Taking the final leg of his trip in a one-engine plane run by
Declan (Ewen Bremner from "Trainspotting"), Beck finds the kid
easily enough, but handcuffing him and ordering him into a truck
that would lead to the runway and a return to the States is not
so easy. Travis does not want to return nor should he be
forced to, considering that he is not a minor subject to his dad's
rule nor is Hatcher willing to release the lad from the area given
the boy's knowledge of the hidden treasure that Hatcher could
fence for millions.
Many of the adventures that the two run into on their way north
include conflicts with their human enemies, with hostile
monkeys baring animatronic teeth, and most of all with nature in
the form of explosive methane gas, landslides, and water.
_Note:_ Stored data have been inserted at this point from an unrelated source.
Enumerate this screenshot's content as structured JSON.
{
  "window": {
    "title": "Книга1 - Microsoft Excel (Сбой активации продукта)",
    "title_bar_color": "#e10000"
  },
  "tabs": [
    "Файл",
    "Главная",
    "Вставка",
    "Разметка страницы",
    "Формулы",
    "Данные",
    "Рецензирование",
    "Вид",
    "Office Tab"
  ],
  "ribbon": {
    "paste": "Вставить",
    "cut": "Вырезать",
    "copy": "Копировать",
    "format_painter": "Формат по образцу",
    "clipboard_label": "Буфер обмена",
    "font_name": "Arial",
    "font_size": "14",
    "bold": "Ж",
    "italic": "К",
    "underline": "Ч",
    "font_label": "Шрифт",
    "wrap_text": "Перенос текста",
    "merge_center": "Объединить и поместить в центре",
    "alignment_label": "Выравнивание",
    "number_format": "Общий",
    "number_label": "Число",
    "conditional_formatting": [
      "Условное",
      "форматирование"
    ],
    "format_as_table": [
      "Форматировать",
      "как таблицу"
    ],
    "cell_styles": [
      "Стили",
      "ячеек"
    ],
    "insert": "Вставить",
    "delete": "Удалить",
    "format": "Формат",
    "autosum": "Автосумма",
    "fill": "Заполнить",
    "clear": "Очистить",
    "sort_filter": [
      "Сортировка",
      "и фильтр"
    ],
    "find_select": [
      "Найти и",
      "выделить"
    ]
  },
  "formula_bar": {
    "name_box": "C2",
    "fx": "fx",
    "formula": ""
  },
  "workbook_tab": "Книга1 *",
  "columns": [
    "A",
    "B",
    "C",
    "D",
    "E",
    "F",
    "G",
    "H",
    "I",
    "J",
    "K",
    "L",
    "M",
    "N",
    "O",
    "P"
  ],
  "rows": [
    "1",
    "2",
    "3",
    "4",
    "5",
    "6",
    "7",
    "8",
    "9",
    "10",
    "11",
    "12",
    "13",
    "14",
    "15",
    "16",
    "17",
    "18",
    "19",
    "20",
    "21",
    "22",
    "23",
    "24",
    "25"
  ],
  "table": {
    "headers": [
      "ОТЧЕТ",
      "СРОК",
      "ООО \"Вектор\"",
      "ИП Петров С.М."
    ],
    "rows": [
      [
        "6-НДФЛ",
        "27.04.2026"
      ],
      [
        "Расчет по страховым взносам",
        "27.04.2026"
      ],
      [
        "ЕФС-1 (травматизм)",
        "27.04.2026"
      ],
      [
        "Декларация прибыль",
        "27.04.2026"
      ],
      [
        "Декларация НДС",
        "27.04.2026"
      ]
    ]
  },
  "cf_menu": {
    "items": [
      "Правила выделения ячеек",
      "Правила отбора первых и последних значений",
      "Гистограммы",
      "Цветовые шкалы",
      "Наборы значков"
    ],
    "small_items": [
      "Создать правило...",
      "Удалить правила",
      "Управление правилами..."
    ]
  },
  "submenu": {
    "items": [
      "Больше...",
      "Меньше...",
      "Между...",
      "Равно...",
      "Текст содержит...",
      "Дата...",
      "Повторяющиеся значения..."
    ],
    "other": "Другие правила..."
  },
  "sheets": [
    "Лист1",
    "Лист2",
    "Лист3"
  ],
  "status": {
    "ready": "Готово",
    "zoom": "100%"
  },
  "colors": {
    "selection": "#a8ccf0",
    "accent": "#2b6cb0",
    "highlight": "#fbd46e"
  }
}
A
good deal of the picture is taken up with fights usually won by
Beck, including the night-club knocking out of an entire pro
football defensive line which came to the defense of a fellow
who is owed a gambling debt, a setback in which Beck is
knocked out not by people but by a fruit offered to him by the
local barkeep, Mariana (Rosario Dawson), and a humiliating
series of knockdowns at the hands and feet of an Indian kick-
boxer who barely comes up to Beck's chest and tips the scales
at maybe half of what The Rock might weigh.
The highlight, a expected, is Sean William Scott in the role of
Travis, a performance not entirely different from his wise-ass
guise in the American Pie trilogy though in the jungles he has a
four-day beard which seems not to grow even while handcuffed
and presumably unable to use a razor. The movie sticks to the
summer formula, coming alive principally when Scott issues his
bon mots though of less interest during the dizzying fast-editing
so endemic to films involving hard physical conflict.